Around 72 per cent of all respondents said they thought the shift would happen in 15 years or less — including 58 per cent who see it happening within the next decade.

More than two thirds of British Columbians were in favour of investing money in electric car infrastructure, like charging stations, as well as offering rebates to encourage drivers to go green.

Traffic lined up on the Lions Gate Bridge in Vancouver in 2017. Nearly 75 per cent of British Columbians polled in the Clean Energy Canada survey said they want to see more electric vehicles on the road in the future. (Darryl Dyck/Canadian Press)

Dan Woynillowicz, policy director at Clean Energy Canada, said the results show manufacturers need to get on board with electric.

"This sends a clear signal that car companies need to accelerate some of the plans they have to introduce new models of electric cars and, in particular, getting into minivans, SUVs, crossovers," he said. 

"To date, many of the electric cars we've seen have been sedans or sports cars."

B.C. incentives

In November, B.C. Premier John Horgan promised that by 2040, all new cars and trucks sold in B.C. would have to be zero-emission vehicles. 

Horgan said the government is planning to introduce legislation this spring to gradually phase in targets for the sale of electric cars and hydrogen fuel cell vehicles and will take steps to make those vehicles cheaper.
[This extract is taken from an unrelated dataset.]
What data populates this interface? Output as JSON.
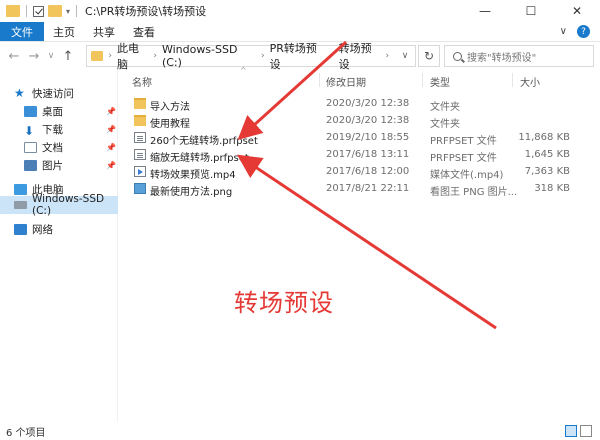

"If we want British Columbians to be part of the solution for reducing air pollution, we need to make clean-energy vehicles more affordable, available and convenient," Horgan said in a press statement.
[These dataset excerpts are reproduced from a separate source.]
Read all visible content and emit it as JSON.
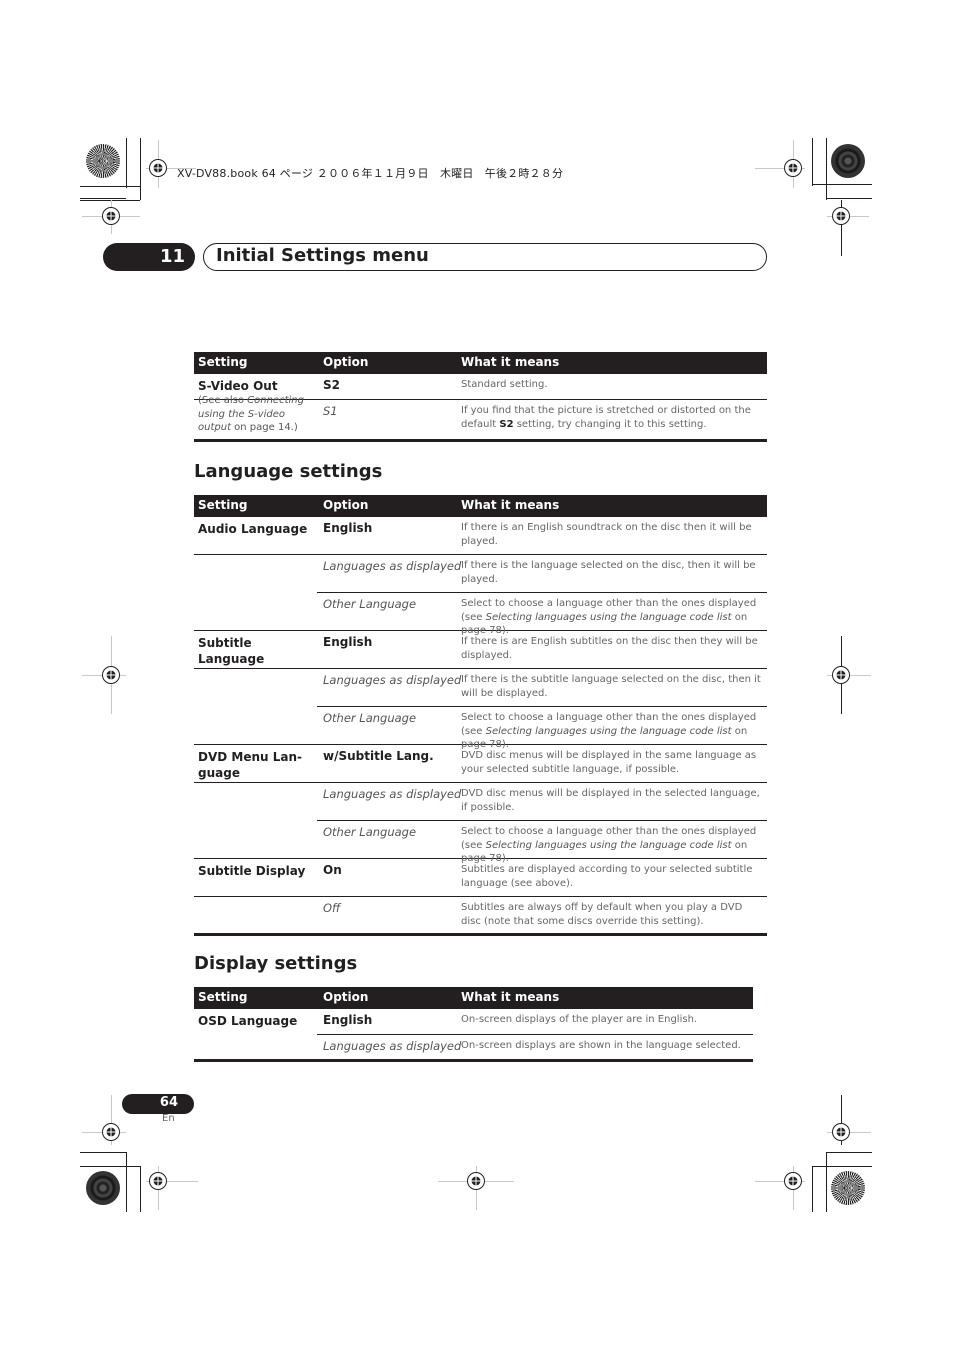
{
  "print_header": "XV-DV88.book  64 ページ  ２００６年１１月９日　木曜日　午後２時２８分",
  "chapter": {
    "number": "11",
    "title": "Initial Settings menu"
  },
  "table_headers": {
    "setting": "Setting",
    "option": "Option",
    "meaning": "What it means"
  },
  "video_table": {
    "rows": [
      {
        "setting": "S-Video Out",
        "note_prefix": "(See also ",
        "note_italic": "Connecting using the S-video output",
        "note_suffix": " on page 14.)",
        "options": [
          {
            "option": "S2",
            "style": "bold",
            "meaning": "Standard setting."
          },
          {
            "option": "S1",
            "style": "italic",
            "meaning_prefix": "If you find that the picture is stretched or distorted on the default ",
            "meaning_bold": "S2",
            "meaning_suffix": " setting, try changing it to this setting."
          }
        ]
      }
    ]
  },
  "language_section": {
    "title": "Language settings",
    "rows": [
      {
        "setting": "Audio Language",
        "options": [
          {
            "option": "English",
            "style": "bold",
            "meaning": "If there is an English soundtrack on the disc then it will be played."
          },
          {
            "option": "Languages as displayed",
            "style": "italic",
            "meaning": "If there is the language selected on the disc, then it will be played."
          },
          {
            "option": "Other Language",
            "style": "italic",
            "meaning_prefix": "Select to choose a language other than the ones displayed (see ",
            "meaning_italic": "Selecting languages using the language code list",
            "meaning_suffix": " on page 78)."
          }
        ]
      },
      {
        "setting": "Subtitle Language",
        "options": [
          {
            "option": "English",
            "style": "bold",
            "meaning": "If there is are English subtitles on the disc then they will be displayed."
          },
          {
            "option": "Languages as displayed",
            "style": "italic",
            "meaning": "If there is the subtitle language selected on the disc, then it will be displayed."
          },
          {
            "option": "Other Language",
            "style": "italic",
            "meaning_prefix": "Select to choose a language other than the ones displayed (see ",
            "meaning_italic": "Selecting languages using the language code list",
            "meaning_suffix": " on page 78)."
          }
        ]
      },
      {
        "setting": "DVD Menu Lan-\nguage",
        "options": [
          {
            "option": "w/Subtitle Lang.",
            "style": "bold",
            "meaning": "DVD disc menus will be displayed in the same language as your selected subtitle language, if possible."
          },
          {
            "option": "Languages as displayed",
            "style": "italic",
            "meaning": "DVD disc menus will be displayed in the selected language, if possible."
          },
          {
            "option": "Other Language",
            "style": "italic",
            "meaning_prefix": "Select to choose a language other than the ones displayed (see ",
            "meaning_italic": "Selecting languages using the language code list",
            "meaning_suffix": " on page 78)."
          }
        ]
      },
      {
        "setting": "Subtitle Display",
        "options": [
          {
            "option": "On",
            "style": "bold",
            "meaning": "Subtitles are displayed according to your selected subtitle language (see above)."
          },
          {
            "option": "Off",
            "style": "italic",
            "meaning": "Subtitles are always off by default when you play a DVD disc (note that some discs override this setting)."
          }
        ]
      }
    ]
  },
  "display_section": {
    "title": "Display settings",
    "rows": [
      {
        "setting": "OSD Language",
        "options": [
          {
            "option": "English",
            "style": "bold",
            "meaning": "On-screen displays of the player are in English."
          },
          {
            "option": "Languages as displayed",
            "style": "italic",
            "meaning": "On-screen displays are shown in the language selected."
          }
        ]
      }
    ]
  },
  "footer": {
    "page_number": "64",
    "language": "En"
  }
}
An electric vehicle charges at a charging station. (Toby Talbot/Associated Press)

The proposed legislation would require 10 per cent of all new light-duty vehicles sold by 2025 to produce zero emissions. That percentage would jump to 30 per cent by 2030 and then 100 per cent by 2040.

As part of the plan, the government says it's boosting the provincial incentive program for new car buyers by $20 million and will look at expanding the program over time. Right now, anyone who buys an electric car priced less than $77,000 is eligible for up to $5,000 in incentives; people who buy hydrogen fuel cell vehicles can receive up to $6,000.
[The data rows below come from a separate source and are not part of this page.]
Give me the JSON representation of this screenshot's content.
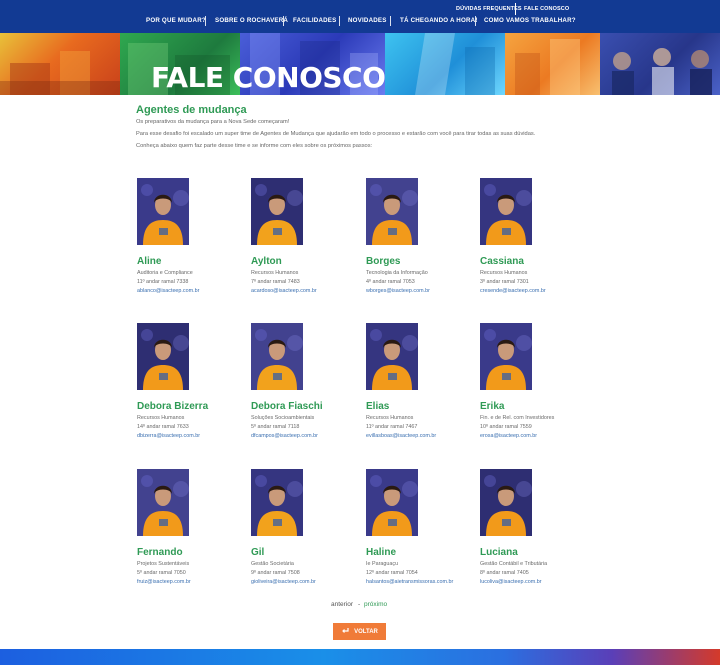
{
  "utility_nav": {
    "faq": "DÚVIDAS FREQUENTES",
    "contact": "FALE CONOSCO"
  },
  "main_nav": [
    "POR QUE MUDAR?",
    "SOBRE O ROCHAVERÁ",
    "FACILIDADES",
    "NOVIDADES",
    "TÁ CHEGANDO A HORA!",
    "COMO VAMOS TRABALHAR?"
  ],
  "hero": {
    "title": "FALE CONOSCO"
  },
  "section": {
    "heading": "Agentes de mudança",
    "intro": [
      "Os preparativos da mudança para a Nova Sede começaram!",
      "Para esse desafio foi escalado um super time de Agentes de Mudança que ajudarão em todo o processo e estarão com você para tirar todas as suas dúvidas.",
      "Conheça abaixo quem faz parte desse time e se informe com eles sobre os próximos passos:"
    ]
  },
  "agents": [
    {
      "name": "Aline",
      "dept": "Auditoria e Compliance",
      "location": "11º andar ramal 7338",
      "email": "ablanco@isacteep.com.br"
    },
    {
      "name": "Aylton",
      "dept": "Recursos Humanos",
      "location": "7º andar ramal 7483",
      "email": "acardoso@isacteep.com.br"
    },
    {
      "name": "Borges",
      "dept": "Tecnologia da Informação",
      "location": "4º andar ramal 7053",
      "email": "wborges@isacteep.com.br"
    },
    {
      "name": "Cassiana",
      "dept": "Recursos Humanos",
      "location": "3º andar ramal 7301",
      "email": "cresende@isacteep.com.br"
    },
    {
      "name": "Debora Bizerra",
      "dept": "Recursos Humanos",
      "location": "14º andar ramal 7633",
      "email": "dbizerra@isacteep.com.br"
    },
    {
      "name": "Debora Fiaschi",
      "dept": "Soluções Socioambientais",
      "location": "5º andar ramal 7118",
      "email": "dfcampos@isacteep.com.br"
    },
    {
      "name": "Elias",
      "dept": "Recursos Humanos",
      "location": "11º andar ramal 7467",
      "email": "evillasboas@isacteep.com.br"
    },
    {
      "name": "Erika",
      "dept": "Fin. e de Rel. com Investidores",
      "location": "10º andar ramal 7559",
      "email": "erosa@isacteep.com.br"
    },
    {
      "name": "Fernando",
      "dept": "Projetos Sustentáveis",
      "location": "5º andar ramal 7050",
      "email": "fruiz@isacteep.com.br"
    },
    {
      "name": "Gil",
      "dept": "Gestão Societária",
      "location": "9º andar ramal 7508",
      "email": "gioliveira@isacteep.com.br"
    },
    {
      "name": "Haline",
      "dept": "Ie Paraguaçu",
      "location": "12º andar ramal 7054",
      "email": "halsantos@aietransmissoras.com.br"
    },
    {
      "name": "Luciana",
      "dept": "Gestão Contábil e Tributária",
      "location": "8º andar ramal 7405",
      "email": "lucoliva@isacteep.com.br"
    }
  ],
  "pagination": {
    "prev": "anterior",
    "separator": "-",
    "next": "próximo"
  },
  "back_button": {
    "label": "VOLTAR",
    "icon": "return-arrow-icon"
  },
  "colors": {
    "nav_bg": "#123a93",
    "heading_green": "#2f9a55",
    "button_orange": "#f07b38",
    "link_blue": "#3a6fb0"
  }
}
The province is also planning to more than double the number of electric charging stations to 151.

The poll suggests an increase in the number of charging stations as well as quicker charging times have increased interest in electric vehicles.

Right now, 12,000 clean energy vehicles are registered in B.C., which the province says is the highest adoption rate in the country.

Methodology

The survey was conducted online with 1,495 Canadian residents aged 18 and over, from March 11 to 13.

A random sample of panelists were invited to complete the survey from a set of partner panels. These partners are typically double opt-in survey panels, blended to manage out potential skews in the data from a single source. 

The margin of error for a comparable probability-based random sample of the same size is +/- 2.45 per cent, 19 times out of 20. The data were weighted according to census data to ensure that the sample matched Canada's population according to age, gender, educational attainment, and region.